Students push for redefinition of safety on campus
April 27, 2017
In 2016 there were “2,439 complaints that had to do with issues of race” within educational institutions according to the U.S. Department of Education.
In light of this statistic and the current political climate, some students are asking for the definition of safety to include issues involving race and sexuality.
The past definition of student safety used by Undergraduate Student Government focused on the relationship between Tulane University Police Department and students, emergency services and the mass notification system, according to USG President Sam Levin.
Within this definition, some students feel as though their safety needs are ignored.
“As a student of color, I feel like my safety needs have been constantly ignored,” freshman Semhal Abbady said. “… I don’t think someone is qualified for this position if they don’t value how I feel and my opinions as a student of color.”
The role of the Student Safety Committee involves “fostering communication between students and TUPD, Tulane Emergency Preparedness, Facilities Services, Transportation Services and Student Affairs in order to develop a safer campus that empowers every student,” according to the USG website.
The director of student safety mainly serves as a liaison between USG and TUPD, but some students want the position to be responsible for communicating issues and incidents that may make students feel unsafe as well.
“There was a move to get more TUPD on campus,” senior Katalina Euraque said. “There was completely a lack of conversation on the fact that for a significant amount of population … that didn’t feel more safe.”
Concerns were raised at the senate meeting about sophomore Abigail Michel, USG cabinet nominee for director of student safety, and her ability to make all students feel safe. Michel’s nomination was not approved by the senate on Tuesday.
The concerns focused on previous Facebook posts made regarding student protests and the value of safe spaces on campus.
“She referred to students of color fighting for their rights post-election as toddlers … yelling, marching around and demanding resources [in a Facebook post],” Senator Josh Rosenbaum said.
Michel addressed the dialogue surrounding the concern and stated that she would separate her political beliefs from her actions in the position.

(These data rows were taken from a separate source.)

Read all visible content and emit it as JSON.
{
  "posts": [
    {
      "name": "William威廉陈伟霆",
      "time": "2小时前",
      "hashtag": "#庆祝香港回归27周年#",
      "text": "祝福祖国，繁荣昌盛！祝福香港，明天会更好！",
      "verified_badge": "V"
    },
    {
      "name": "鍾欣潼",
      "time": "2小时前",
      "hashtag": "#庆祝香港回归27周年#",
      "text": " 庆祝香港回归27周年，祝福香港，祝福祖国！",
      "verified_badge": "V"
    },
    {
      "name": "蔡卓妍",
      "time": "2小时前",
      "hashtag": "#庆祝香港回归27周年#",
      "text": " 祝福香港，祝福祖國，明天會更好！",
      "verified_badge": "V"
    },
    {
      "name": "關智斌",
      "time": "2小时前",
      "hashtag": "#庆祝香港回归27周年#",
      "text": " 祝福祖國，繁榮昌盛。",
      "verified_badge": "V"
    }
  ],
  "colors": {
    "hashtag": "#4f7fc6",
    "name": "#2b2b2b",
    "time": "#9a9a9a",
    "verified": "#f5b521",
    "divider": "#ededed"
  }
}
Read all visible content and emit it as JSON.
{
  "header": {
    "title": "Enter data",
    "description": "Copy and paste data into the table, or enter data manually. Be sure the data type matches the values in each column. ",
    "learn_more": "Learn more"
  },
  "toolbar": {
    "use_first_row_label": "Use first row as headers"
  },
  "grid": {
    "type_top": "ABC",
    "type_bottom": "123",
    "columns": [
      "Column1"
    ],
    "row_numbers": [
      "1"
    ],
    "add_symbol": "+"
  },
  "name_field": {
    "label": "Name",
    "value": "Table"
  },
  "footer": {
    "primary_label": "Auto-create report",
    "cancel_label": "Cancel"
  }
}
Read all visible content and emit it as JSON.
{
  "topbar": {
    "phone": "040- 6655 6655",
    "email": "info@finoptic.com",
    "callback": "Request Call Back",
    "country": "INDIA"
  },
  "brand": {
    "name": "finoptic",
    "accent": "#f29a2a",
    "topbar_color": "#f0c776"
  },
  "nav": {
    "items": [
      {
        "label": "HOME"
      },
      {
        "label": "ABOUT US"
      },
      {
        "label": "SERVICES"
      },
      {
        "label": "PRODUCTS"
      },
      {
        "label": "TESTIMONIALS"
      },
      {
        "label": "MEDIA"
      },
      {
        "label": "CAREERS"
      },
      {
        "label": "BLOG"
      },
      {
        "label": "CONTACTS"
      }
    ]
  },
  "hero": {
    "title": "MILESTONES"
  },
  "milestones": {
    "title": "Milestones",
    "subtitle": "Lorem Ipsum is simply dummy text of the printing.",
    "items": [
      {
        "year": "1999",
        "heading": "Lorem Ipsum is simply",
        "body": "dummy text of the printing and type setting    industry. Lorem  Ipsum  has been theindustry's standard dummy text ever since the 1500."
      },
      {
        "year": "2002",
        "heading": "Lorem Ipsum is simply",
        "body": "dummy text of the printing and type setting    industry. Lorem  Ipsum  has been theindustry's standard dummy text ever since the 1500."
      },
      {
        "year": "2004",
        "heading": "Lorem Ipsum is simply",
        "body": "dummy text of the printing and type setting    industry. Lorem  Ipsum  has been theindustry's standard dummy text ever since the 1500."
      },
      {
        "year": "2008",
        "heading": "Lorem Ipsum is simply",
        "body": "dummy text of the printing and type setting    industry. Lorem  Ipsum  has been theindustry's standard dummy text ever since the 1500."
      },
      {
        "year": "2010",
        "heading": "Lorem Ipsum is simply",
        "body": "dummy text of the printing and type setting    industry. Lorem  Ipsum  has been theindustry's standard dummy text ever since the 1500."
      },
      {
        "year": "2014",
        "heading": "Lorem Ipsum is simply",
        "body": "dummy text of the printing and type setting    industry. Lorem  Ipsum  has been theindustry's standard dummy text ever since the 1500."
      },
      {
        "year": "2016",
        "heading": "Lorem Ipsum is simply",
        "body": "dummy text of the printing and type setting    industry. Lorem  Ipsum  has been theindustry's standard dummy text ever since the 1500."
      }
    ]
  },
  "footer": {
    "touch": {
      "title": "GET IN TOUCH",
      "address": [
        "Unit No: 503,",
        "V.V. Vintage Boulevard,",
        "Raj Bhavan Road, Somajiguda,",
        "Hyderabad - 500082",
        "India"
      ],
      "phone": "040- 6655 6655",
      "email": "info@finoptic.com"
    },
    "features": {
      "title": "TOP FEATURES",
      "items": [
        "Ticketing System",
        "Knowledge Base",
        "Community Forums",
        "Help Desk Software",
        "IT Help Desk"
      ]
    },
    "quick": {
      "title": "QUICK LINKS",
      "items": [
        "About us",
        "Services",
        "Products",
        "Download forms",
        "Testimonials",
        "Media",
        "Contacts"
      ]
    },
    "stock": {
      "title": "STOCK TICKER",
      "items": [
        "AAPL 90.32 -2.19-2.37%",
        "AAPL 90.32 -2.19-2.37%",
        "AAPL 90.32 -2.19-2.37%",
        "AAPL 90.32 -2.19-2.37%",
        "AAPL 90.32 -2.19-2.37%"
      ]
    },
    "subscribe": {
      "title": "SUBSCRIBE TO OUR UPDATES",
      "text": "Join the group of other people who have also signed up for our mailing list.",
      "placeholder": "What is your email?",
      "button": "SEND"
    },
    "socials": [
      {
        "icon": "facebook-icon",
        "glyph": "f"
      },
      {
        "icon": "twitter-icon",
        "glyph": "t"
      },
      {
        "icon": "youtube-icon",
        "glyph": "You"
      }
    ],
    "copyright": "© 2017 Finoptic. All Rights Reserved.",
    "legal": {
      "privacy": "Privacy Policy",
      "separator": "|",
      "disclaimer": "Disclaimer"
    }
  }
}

“I realize the Facebook post was inflammatory, and that is not the type of leader I intend to be,” Michel said.
Levin said the competitive interview process chose from four candidates and included representatives from TUPD and the assistant vice president of emergency preparedness. Moving forward, Levin said he plans on rethinking the position to be more inclusive of all communities.
“I will be making sure that they look for new aspects to make sure that it is more inclusive for marginalized students while also incorporating the senators and students who voiced their opinions,” Levin said.
Tulane Black Student Union President Will Smith said he believes that USG does not always consider the needs of students of color when making safety decisions for the entire student body.
“[USG] seems to focus on the student body as a whole, but it doesn’t really consider people of color as part of the whole,” Smith said.
Given the concerns of various students and senators, Vice President for Student Life Khristyan Trejo said the executive board is rethinking how USG defines student safety.
“[USG is] challenging the way that we are thinking about student safety, moving away from just doing a relationship with TUPD, into different ways in which we can outreach to different communities.”